Judge approves Apple e-books price-fixing settlement

Apple's agreement to pay $400 million to consumers depends on the outcome of its appeal

A U.S. district court judge has given preliminary approval for Apple to pay a $450 million settlement for its role in an e-books price-fixing conspiracy.

Judge Denise Cote of the U.S. District Court for the Southern District of New York on Friday approved the deal that would have Apple paying $400 million to affected e-book buyers and $50 million in attorneys fees in a class-action lawsuit, but only if Apple's appeal of a 2013 price-fixing ruling by the New York court is rejected.

If the U.S. Court of Appeals for the 2nd Circuit reverses and remands the case back to district court, the settlement agreement approved by Cote would have Apple pay consumers $50 million and attorneys $20 million. If the appeals court reverses the 2013 decision by the New York court, Apple would pay no damages.
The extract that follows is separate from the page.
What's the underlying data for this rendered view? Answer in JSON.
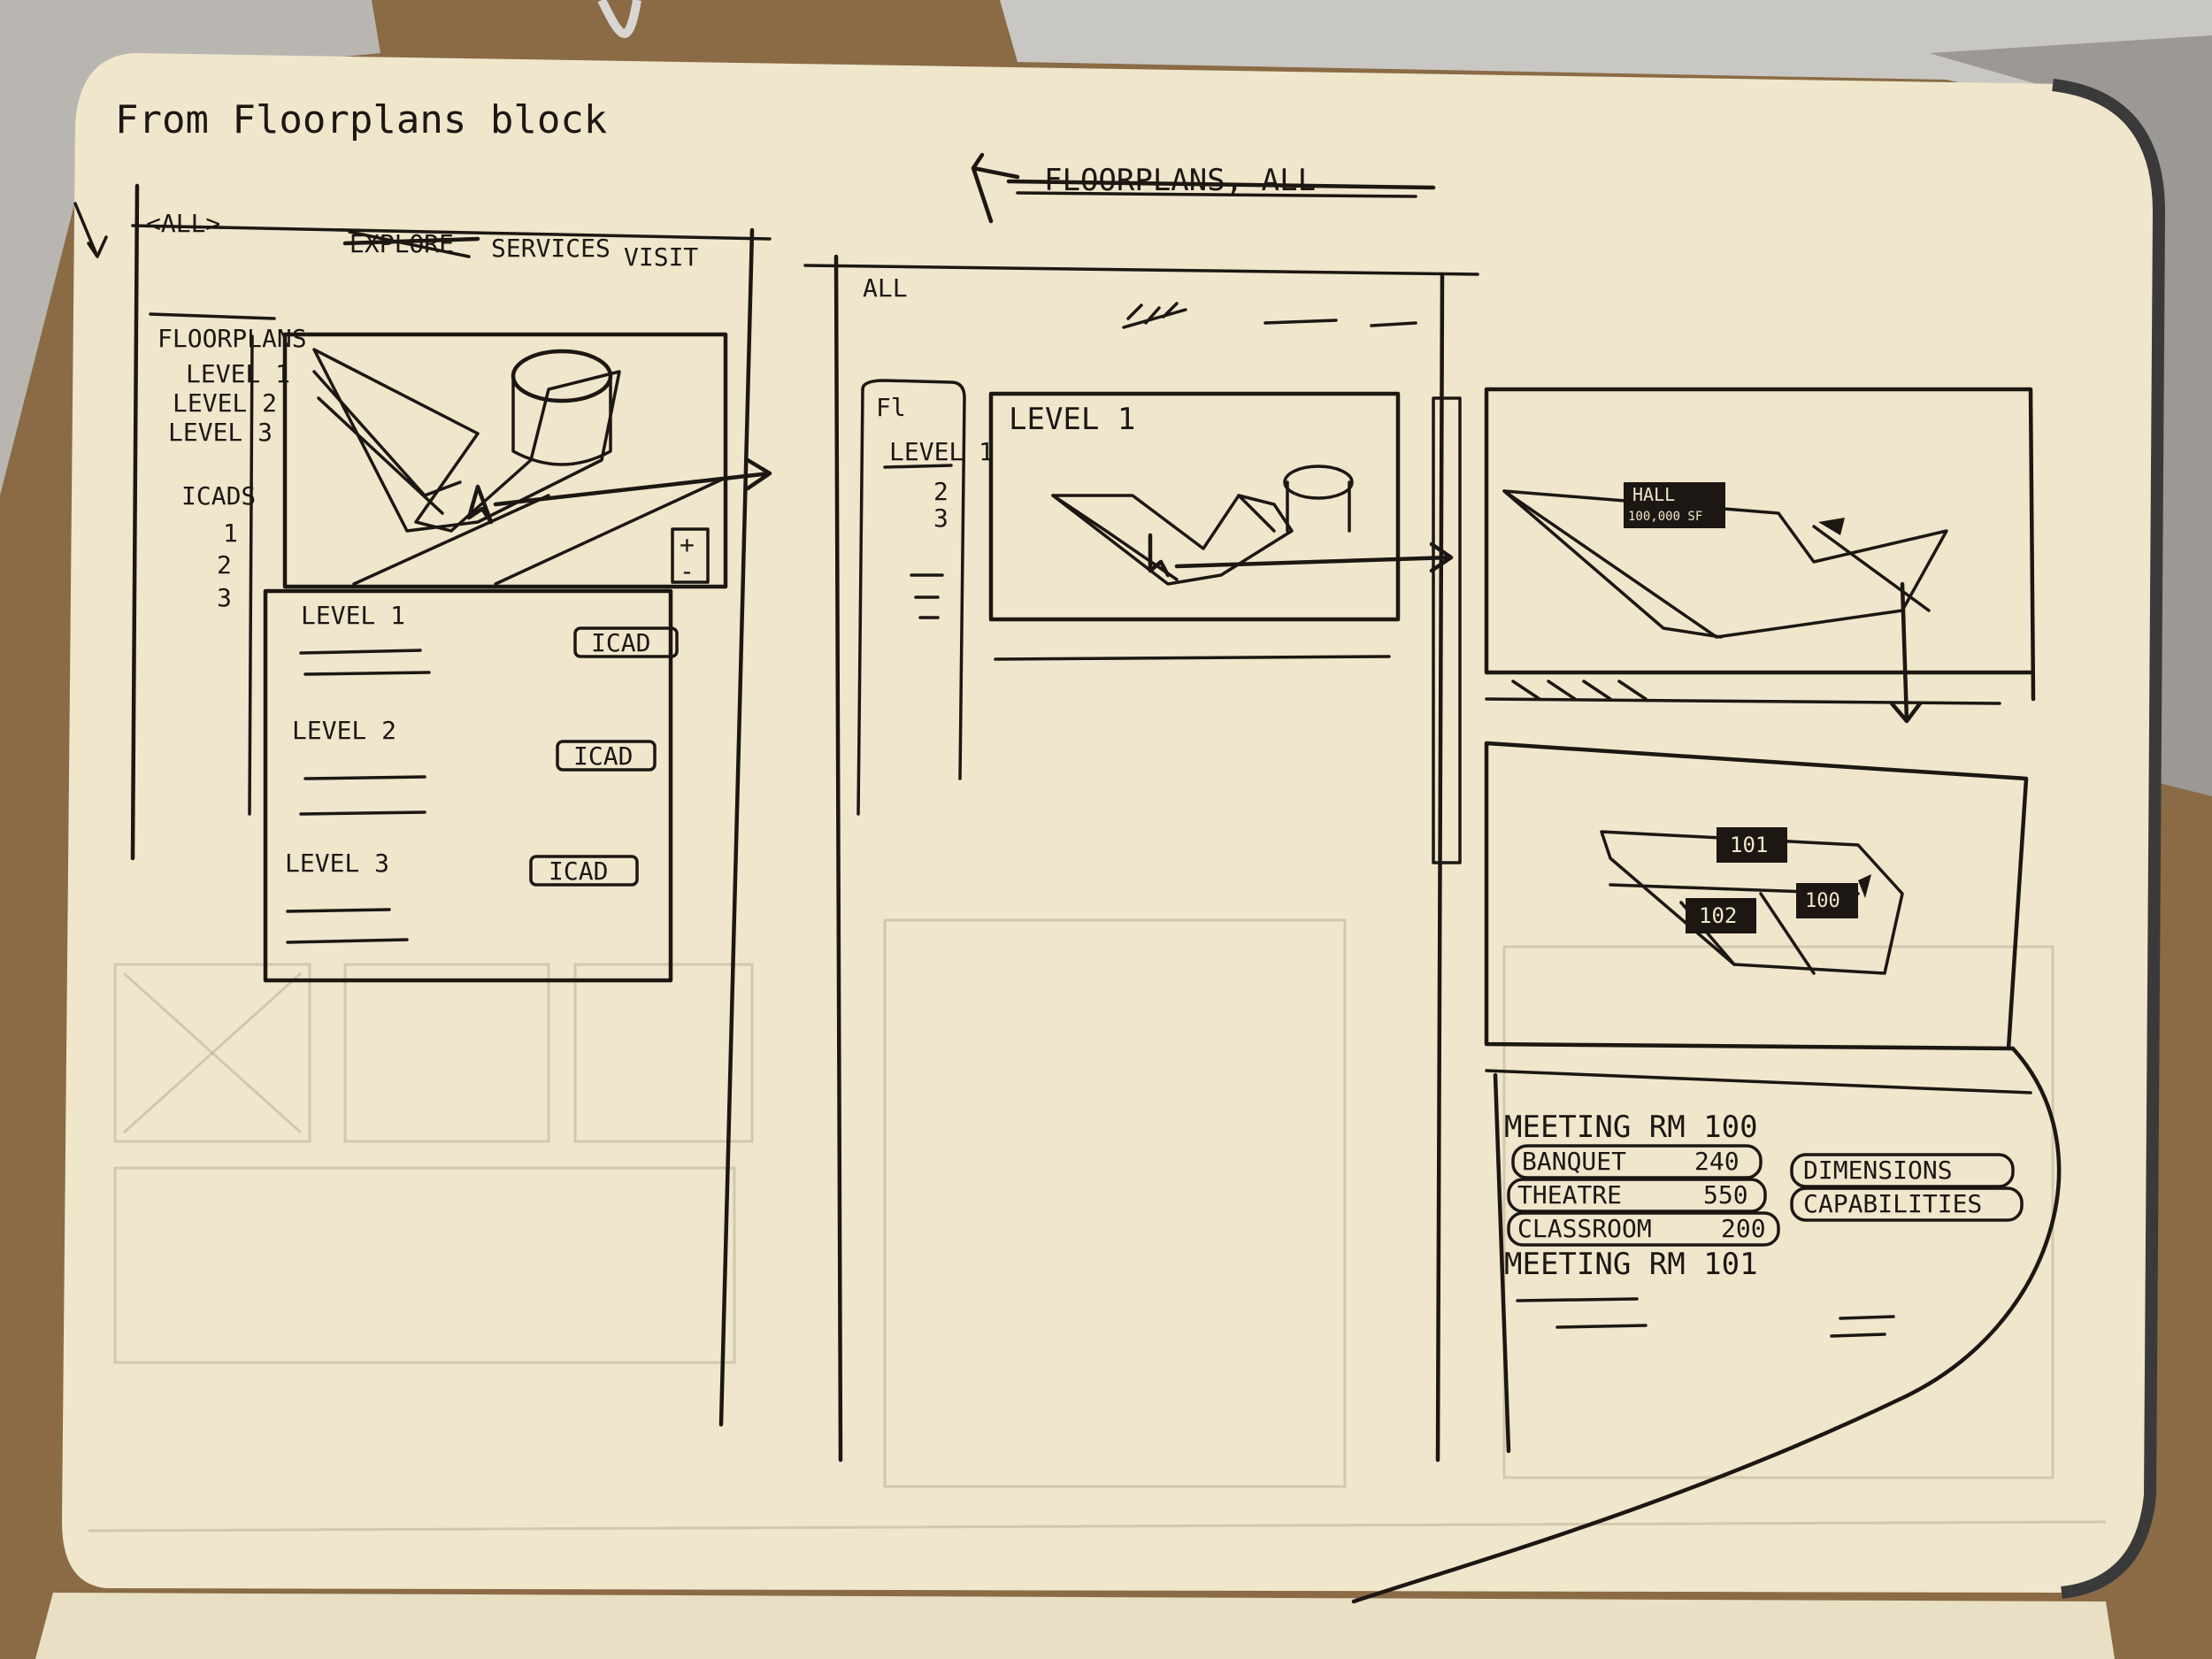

The proposed settlement is "fair and reasonable," Cote wrote in her order. Lawyers for the plaintiffs in the case "strongly believe" a remand to the district court is unlikely, she noted.

Apple representatives didn't immediately respond to a request for comment on the settlement.

The U.S. Department of Justice, in April 2012, filed an antitrust complaint accusing Apple and five book publishers of fixing the prices of e-books. Class-action law firm Hagens Berman Sobol Shapiro and several state attorneys general have agreed to $166 million in settlements on behalf of consumers from the five publishing companies.